Penn State quarterback Drew Allar, meeting with the media Tuesday, said he's spent some time with members of the school's legendary 1994 team.

Later, he amended that to really only one member, Kerry Collins, the all-American 1994 QB who has spent time with Allar because quarterbacks are natural collaborators.

Pressed a bit on his understanding of the story of the 1994 team, which was honored Saturday at Beaver Stadium, Allar stumbled a bit.

"I know they were Big Ten champs, national champs, or something like that,'' Allar said. "I know there was like, some kind of controversy, ... I couldn't tell you exactly, but I know they mean a lot to this community.''

The point here is not a "these kids today, ... rant.'' Allar was 10 years from birth in 1994. And it seems that some people who lived through it remember it wrong.

The 1994 Lions might have had the best offense in college football history. They averaged 47 points per game. Collins, from Lebanon, running back Ki-Jana Carter and tight end Kyle Brady were top-1o picks in the 1995 NFL draft. Offensive linemen Marco Rivera and Jeff Hartings had long NFL careers and got Super Bowl rings.

Critically, they played a creative, wildly varied style of offense supposedly out of character for conservative-by-reputation Joe Paterno.

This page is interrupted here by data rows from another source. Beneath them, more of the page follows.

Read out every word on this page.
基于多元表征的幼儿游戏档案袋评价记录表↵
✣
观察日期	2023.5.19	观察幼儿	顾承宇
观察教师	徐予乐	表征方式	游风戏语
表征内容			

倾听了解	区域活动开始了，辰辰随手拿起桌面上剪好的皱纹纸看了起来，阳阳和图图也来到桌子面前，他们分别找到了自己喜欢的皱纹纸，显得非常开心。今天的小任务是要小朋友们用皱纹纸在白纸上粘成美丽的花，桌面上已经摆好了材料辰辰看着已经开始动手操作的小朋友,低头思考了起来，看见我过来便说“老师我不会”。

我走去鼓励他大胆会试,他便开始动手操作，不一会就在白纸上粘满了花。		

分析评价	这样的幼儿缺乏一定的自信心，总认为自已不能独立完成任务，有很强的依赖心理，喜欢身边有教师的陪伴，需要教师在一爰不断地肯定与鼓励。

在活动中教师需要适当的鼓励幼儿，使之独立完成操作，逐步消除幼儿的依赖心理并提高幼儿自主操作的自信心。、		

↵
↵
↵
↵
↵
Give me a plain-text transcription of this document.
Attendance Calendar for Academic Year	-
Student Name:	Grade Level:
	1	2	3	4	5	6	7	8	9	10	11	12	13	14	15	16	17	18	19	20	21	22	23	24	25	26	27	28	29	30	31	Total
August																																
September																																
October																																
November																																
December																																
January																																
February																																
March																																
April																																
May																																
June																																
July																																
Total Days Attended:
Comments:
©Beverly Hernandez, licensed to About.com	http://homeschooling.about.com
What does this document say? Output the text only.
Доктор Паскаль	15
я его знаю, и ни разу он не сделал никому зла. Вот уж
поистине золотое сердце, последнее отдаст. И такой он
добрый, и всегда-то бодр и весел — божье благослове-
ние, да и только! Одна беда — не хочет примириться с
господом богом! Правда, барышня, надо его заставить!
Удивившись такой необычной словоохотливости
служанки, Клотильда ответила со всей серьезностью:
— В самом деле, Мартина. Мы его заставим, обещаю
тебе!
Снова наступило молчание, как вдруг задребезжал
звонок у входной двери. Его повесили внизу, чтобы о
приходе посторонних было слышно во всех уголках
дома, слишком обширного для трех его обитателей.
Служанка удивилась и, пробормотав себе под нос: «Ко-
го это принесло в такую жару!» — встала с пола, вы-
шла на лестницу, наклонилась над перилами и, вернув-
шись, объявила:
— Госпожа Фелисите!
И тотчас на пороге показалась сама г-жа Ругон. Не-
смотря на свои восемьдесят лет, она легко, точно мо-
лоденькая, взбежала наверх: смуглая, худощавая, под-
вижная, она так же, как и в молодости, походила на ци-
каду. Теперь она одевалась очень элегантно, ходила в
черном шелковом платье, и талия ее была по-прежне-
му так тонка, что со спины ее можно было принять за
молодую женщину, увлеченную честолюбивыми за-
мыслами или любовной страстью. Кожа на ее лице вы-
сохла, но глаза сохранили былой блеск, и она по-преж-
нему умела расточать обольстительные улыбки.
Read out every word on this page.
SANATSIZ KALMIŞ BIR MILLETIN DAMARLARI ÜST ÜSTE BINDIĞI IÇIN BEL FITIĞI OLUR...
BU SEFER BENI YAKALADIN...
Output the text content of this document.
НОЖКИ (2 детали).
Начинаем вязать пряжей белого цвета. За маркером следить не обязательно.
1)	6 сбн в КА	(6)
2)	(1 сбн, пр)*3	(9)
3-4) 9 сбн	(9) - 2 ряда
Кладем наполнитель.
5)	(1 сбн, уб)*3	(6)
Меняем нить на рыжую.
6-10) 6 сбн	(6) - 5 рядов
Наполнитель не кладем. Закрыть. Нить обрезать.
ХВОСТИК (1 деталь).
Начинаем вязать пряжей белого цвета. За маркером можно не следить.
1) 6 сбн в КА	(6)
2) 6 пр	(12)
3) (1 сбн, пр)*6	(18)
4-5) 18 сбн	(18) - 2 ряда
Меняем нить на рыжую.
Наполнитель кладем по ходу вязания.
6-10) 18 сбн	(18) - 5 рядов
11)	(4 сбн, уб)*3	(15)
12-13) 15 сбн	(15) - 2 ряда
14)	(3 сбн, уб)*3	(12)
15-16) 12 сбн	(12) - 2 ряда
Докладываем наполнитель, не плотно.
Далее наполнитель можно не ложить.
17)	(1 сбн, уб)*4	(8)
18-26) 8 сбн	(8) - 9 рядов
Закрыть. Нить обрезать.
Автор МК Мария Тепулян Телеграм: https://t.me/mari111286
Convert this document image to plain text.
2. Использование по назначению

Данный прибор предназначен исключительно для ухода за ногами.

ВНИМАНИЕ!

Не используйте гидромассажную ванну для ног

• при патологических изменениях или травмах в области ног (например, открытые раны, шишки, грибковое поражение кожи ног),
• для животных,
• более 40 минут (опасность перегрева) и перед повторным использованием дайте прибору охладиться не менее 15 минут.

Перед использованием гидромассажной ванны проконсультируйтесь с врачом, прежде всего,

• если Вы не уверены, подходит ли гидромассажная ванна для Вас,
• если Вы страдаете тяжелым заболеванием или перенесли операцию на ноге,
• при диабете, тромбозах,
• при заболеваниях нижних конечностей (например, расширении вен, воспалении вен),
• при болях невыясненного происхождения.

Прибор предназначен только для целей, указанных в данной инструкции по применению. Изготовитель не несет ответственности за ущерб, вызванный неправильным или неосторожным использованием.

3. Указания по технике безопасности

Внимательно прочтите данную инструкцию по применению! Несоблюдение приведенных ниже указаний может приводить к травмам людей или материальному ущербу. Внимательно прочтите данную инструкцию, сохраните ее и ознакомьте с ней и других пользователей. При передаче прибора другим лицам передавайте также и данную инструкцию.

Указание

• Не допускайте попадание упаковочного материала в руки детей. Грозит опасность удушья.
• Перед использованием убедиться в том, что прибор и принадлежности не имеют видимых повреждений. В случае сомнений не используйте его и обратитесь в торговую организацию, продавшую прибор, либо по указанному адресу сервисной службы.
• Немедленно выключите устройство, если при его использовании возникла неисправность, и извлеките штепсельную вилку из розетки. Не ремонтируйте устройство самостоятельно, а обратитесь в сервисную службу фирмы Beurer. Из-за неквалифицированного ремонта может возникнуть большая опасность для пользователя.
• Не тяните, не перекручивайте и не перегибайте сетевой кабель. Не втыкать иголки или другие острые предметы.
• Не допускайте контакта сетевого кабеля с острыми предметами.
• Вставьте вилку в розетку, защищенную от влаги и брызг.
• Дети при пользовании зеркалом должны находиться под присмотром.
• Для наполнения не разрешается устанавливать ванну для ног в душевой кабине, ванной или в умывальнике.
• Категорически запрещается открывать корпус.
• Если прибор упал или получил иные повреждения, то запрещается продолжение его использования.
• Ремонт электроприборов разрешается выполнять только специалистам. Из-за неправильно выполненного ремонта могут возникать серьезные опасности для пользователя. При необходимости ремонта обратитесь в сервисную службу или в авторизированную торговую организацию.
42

"Joe knew what he had,'' Brady said last week. "And he leaned on us pretty hard. The pressure we faced in the game didn't replicate what we faced in practice.''

Keith, "Goon,'' Conlin, an offensive linemen on that team, is even more confident.

"If we would have had to score 150 to beat somebody, we would have,'' he said last week.

But Conlin also recalled that, "The Old Man (Paterno) always told us, we're gonna have a day where it's not going right for you and you've really got to dig down and you've got to win that game you weren't supposed to win."

It came in November in Champaign, Illinois. The Illini, appropriately enough Saturday;s opponent, had an elite defense led by future NFL linebackers Simeon Rice, Kevin Hardy and Dana Howard.

The Lions woke up that morning in a Champaign hotel that had lost electricity. Pregame meetings were held in the dark. The pregame meal was hoagies, pizza and Pepsi.

"In warmups, guys were burping all over the place,'' Conlin recalled.

Collins threw an early interception. Carter lost an early fumble. Soon the Lions were down 21-0. Against one of the country's most talented defenses.

The offense kept coming. Penn State's final drive began at its own eight. Collins threw strike after strike, and fullback Brian Milne eventually bulled into the end zone to win it, 35-31.

The drama of that day did not translate, thanks to college football's then system of polls and bowls determining a quasi-national champion.

The impression we now have of the poll/bowl system was that if one team was ranked ahead of another, it pretty much stayed that way unless the higher-ranked team lost.

In 1994, not so much.

On Oct. 29 of that season, week seven, Penn State was the number one-ranked team in the country, beat Ohio State 63-14 and dropped in the rankings.

Penn State led 35-0 at halftime.

Collins went 19-23 passing for 265 yards and said, after the game, "This is as well as I've played and as good as I've ever felt at any time in athletics," Collins said.

The previous week, Penn State was ranked third, and won at No. 5 Michigan, 31-24. It thereby jumped over Colorado and Nebraska to No. 1.

The following week, while the Nittany Lions were carving the Buckeyes, No. 3 Nebraska handled No. 2, in Lincoln, 24-7.

That was good enough to jump the Huskers to No. 1 for good.

None of this spot-jumping would matter given a circa 2024 12-team playoff, or in the four-team playoff system in place from 2014-2023.

Many citizens of Nittany Nation believe the week after Ohio State, when Penn State didn't beat Indiana badly enough (35-29, after a garbage-time rally by the Hoosiers in Bloomington) cost Penn State the natty.

It didn't. Penn State was No. 2 for good by that point. That Nebraska had labored past Wyoming 42-32 at home Oct. 1 was by then ancient history, apparently.

Both Penn State and Nebraska held serve the rest of the regular season, but could not play for the championship because of conference bowl ties, specifically the Rose Bowl's tie to the Big Ten and Pac-12 champs.

Penn State idled past Oregon 38-20 in the Rose, and Nebraska edged No. 3 Miami in an excellent Orange Bowl.

The '94 players, who gathered in State College Saturday, have no doubt what would have happened if they'd gotten to play Nebraska.

"I'm confident we would have found a way - I think we'd have scored somewhere in the area of 31 points, and they might have gotten in the 20s,'' Brady mused. "I've been around some of those (Nebraska) guys over the years, and, of course, they have no doubt the other way.''

Keith, "Goon,'' Conlin, an offensive linemen on that team, is even more confident.

"If we would have had to score 150 to beat somebody, we would have,'' he said last week.